İlk Kübalı Olimpiyatçı Felix "Andarin" Carvajal'ın inanılmaz hikayesini anlatmak için 1904 St. Louis Olimpiyat Maratonu'na geri dönüyoruz. Memleketi Havana'da postacılık yapan Carvajal'ın, iş günü boyunca belediye binasının etrafında tur atarak belediye başkanını kendisini olimpiyatlara göndermeye ikna ettiği iddia ediliyor. Sporcunun Amerika'ya giderken New Orleans'ta parası bitti. Bazıları Carvajal'ın soyulmuş olabileceğini söylüyor ancak çoğu kaynak postacının kayıp seyahat için ayırdığı para.

Şimdi parasız, maraton alanına 1000 kilometre uzaklıkta. Başka seçeneği olmayan Carvajal, St. Louis'e yürüyerek veya otostop çekerek gitti. Zamanında geldi, ama kirliydi, terliydi, açtı ve yürüyüşten yorgundu... ve daha koşması gereken bir maraton vardı.

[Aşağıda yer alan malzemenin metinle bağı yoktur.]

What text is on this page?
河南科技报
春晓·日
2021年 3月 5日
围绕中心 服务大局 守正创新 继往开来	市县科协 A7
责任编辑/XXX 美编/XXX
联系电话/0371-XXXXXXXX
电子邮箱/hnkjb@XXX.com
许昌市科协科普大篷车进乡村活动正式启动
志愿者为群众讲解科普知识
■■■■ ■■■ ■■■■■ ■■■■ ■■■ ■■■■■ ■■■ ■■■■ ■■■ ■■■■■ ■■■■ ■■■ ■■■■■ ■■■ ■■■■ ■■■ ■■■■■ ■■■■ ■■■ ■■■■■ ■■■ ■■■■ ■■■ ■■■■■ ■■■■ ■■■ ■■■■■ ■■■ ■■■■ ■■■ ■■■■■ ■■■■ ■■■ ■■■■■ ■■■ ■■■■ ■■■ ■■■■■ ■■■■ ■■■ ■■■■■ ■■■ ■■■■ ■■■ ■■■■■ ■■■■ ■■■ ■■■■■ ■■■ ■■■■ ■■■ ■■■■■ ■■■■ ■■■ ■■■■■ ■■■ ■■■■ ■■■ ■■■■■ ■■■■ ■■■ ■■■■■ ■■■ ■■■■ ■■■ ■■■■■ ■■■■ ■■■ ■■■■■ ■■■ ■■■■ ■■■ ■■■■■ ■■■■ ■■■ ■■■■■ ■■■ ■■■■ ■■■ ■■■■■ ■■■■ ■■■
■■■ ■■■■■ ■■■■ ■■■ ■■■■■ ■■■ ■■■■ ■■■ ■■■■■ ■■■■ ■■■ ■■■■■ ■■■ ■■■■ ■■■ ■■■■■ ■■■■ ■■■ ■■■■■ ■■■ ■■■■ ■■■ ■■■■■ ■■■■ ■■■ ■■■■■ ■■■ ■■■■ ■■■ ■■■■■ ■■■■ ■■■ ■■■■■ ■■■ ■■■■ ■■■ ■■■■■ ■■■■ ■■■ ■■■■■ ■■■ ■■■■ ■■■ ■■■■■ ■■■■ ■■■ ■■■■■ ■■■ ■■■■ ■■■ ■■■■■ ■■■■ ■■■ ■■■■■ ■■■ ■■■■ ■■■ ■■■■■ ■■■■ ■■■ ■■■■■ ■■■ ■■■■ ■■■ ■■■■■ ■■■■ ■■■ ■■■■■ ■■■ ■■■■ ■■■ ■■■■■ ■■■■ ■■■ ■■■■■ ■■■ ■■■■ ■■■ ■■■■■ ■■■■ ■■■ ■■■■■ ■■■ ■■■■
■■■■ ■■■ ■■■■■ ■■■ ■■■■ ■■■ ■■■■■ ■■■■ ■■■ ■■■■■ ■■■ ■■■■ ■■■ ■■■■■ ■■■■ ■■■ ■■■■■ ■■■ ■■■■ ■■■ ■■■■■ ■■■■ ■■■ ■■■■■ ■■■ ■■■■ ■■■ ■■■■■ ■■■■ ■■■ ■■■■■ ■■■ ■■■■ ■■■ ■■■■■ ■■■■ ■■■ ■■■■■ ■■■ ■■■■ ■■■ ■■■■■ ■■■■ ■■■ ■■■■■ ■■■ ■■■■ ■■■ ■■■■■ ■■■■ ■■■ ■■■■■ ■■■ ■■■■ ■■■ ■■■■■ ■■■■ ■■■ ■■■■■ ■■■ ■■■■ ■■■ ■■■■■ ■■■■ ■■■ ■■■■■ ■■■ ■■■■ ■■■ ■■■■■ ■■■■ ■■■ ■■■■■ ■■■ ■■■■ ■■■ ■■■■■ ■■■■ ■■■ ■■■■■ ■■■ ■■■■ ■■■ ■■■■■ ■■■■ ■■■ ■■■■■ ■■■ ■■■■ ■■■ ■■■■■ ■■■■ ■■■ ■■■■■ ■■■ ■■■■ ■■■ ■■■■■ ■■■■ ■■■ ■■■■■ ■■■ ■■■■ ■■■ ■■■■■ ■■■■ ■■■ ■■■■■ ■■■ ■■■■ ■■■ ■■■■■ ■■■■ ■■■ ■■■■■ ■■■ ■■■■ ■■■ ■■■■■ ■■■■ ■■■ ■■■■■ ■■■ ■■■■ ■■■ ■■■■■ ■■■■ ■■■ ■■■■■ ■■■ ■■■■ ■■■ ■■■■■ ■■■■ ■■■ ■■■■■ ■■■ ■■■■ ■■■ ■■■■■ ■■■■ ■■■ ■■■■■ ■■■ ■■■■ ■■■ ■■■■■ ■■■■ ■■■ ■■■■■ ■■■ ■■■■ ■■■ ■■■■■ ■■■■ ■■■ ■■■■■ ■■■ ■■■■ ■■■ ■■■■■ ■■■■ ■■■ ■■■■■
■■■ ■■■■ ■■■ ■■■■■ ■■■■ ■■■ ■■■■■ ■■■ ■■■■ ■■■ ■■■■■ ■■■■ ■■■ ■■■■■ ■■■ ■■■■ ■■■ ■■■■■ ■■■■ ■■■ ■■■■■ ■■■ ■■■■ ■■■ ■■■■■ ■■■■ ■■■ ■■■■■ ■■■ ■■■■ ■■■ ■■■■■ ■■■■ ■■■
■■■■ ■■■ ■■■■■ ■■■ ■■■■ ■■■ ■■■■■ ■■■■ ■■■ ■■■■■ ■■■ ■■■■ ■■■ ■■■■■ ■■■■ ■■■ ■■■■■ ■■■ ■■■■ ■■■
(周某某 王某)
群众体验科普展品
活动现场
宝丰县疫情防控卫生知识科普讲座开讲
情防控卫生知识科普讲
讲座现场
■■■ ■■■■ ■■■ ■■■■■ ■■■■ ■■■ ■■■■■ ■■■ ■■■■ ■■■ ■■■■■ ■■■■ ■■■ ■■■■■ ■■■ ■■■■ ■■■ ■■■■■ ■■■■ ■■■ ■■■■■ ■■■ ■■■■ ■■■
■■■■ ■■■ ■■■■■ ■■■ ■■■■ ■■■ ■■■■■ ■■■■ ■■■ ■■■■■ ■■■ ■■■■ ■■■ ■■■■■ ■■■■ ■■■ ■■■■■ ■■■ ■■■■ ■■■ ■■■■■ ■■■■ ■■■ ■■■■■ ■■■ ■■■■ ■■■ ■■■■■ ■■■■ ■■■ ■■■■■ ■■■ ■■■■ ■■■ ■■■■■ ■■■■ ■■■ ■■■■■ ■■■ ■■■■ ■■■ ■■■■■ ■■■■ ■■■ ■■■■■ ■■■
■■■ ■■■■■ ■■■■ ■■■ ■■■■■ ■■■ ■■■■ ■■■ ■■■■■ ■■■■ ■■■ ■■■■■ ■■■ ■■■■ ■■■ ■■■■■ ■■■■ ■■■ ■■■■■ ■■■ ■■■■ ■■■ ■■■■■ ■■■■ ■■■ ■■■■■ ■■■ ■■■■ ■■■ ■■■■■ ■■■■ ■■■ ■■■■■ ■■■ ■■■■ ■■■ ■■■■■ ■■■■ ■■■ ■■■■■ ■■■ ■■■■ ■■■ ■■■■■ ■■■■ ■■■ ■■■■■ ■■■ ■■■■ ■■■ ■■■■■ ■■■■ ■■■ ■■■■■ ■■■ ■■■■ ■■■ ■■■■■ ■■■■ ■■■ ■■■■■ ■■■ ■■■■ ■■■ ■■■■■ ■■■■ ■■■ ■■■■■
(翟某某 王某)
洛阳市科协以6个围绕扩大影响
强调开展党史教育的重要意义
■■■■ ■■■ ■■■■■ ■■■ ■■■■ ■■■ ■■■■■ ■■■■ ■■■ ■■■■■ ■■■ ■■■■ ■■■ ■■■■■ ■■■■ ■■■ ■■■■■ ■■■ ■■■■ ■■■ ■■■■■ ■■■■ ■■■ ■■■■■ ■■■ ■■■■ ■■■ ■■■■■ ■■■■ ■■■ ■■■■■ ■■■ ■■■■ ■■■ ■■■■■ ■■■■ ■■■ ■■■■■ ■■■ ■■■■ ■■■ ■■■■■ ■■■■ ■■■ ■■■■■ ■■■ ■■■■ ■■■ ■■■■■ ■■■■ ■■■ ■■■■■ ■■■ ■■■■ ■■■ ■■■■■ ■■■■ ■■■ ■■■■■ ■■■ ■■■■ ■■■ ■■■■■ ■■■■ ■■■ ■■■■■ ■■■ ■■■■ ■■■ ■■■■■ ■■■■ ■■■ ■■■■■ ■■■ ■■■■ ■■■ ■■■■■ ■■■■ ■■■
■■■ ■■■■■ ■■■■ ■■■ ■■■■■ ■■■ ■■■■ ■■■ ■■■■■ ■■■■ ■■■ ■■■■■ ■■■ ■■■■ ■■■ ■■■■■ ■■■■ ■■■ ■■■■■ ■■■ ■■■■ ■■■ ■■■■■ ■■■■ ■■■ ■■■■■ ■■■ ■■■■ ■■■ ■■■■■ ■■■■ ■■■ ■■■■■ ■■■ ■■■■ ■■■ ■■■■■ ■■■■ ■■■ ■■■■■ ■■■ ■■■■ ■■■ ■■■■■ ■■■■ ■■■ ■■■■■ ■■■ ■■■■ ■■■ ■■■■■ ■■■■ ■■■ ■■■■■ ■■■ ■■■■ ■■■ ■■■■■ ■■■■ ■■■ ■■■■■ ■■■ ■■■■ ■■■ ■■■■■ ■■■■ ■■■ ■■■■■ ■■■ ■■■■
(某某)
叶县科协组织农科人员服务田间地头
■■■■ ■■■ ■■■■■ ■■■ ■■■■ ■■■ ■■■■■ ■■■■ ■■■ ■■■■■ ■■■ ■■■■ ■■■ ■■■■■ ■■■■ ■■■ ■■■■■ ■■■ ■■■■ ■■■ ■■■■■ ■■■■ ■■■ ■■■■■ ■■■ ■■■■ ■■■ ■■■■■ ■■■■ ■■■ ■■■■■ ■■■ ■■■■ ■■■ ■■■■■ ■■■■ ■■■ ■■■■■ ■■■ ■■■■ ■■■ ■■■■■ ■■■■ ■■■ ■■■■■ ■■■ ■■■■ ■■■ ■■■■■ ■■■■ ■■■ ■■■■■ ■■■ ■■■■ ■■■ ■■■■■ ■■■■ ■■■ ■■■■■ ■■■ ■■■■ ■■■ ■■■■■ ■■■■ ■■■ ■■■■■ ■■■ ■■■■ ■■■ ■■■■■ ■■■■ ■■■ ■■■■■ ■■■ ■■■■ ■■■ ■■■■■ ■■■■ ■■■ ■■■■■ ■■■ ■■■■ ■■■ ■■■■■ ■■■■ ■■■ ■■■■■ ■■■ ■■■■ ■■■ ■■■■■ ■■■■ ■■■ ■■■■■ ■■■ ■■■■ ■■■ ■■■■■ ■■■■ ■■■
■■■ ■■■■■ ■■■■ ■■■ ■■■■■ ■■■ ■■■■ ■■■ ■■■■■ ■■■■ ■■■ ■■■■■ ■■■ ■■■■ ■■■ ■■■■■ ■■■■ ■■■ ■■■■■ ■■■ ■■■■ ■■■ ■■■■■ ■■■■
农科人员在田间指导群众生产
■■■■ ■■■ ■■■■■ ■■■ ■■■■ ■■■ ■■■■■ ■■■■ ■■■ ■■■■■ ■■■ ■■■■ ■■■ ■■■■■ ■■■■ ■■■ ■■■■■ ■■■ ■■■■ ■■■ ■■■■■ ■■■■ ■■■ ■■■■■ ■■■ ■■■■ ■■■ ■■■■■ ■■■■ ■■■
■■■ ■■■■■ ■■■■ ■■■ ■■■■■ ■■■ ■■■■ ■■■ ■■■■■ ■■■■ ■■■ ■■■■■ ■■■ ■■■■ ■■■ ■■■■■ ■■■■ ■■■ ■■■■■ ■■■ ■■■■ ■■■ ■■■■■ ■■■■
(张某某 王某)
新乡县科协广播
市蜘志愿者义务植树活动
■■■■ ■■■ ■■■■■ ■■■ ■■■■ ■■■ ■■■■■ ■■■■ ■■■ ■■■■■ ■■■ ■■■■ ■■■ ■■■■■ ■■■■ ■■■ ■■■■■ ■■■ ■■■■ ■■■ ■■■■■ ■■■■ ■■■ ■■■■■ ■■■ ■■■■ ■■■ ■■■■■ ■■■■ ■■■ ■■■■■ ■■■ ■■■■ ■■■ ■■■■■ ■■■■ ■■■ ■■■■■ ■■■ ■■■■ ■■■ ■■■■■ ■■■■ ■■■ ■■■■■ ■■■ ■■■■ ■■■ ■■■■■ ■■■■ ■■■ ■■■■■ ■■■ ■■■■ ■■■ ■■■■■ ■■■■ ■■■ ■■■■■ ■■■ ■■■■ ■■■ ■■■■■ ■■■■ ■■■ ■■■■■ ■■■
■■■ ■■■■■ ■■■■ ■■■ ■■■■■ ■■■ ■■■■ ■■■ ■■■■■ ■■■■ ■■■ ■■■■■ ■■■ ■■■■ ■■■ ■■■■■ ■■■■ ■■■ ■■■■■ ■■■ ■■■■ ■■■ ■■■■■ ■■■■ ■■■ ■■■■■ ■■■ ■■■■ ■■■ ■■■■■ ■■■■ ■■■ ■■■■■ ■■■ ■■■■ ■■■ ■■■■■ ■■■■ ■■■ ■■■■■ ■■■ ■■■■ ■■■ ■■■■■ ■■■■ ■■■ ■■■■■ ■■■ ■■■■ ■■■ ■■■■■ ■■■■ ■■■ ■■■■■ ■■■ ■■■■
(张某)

Elbette onun yarış kıyafetleri yoktu. Carvajal kirli beyaz bir gömlek, uzun pantolon ve iş botlarıyla göründü. Birisi pantolonunu kesip şorta dönüştürerek ona yardım etti, bu da onun görünümünü daha da tuhaf ve komik hale getirdi.

Yarış sırasında Carvajal, katılımcılarla durup sohbet etmeyi sevdiği için kısa sürede taraftarların gözdesi haline geldi. Bir ara bir elma bahçesinin önünden geçti ve iki gündür bir şey yemediğini hatırlayarak, yarış ortasında hızlıca bir şeyler atıştırmak için içeri girdi. Maalesef, elmalar çürümüştü ve bu durum Carvajal'da ciddi mide ağrılarına yol açtığı için yarışın ortasında kısa bir şekerleme yapmak zorunda kaldı. Yine de dördüncü oldu.

5. Ali'nin madalyası nerede?

1960 Roma Yaz Olimpiyatları'nda 18 yaşındaki Muhammed Ali, hafif ağır sıklette boksta altın madalya kazandı. Otuz altı yıl sonra, Atlanta Oyunları'nda, yeni madalya , çünkü ilkini kaybettim. Ali'nin orijinal altın madalyasının bu süreçte ne olduğu ise bugün bile bir sır olarak kalmaya devam ediyor.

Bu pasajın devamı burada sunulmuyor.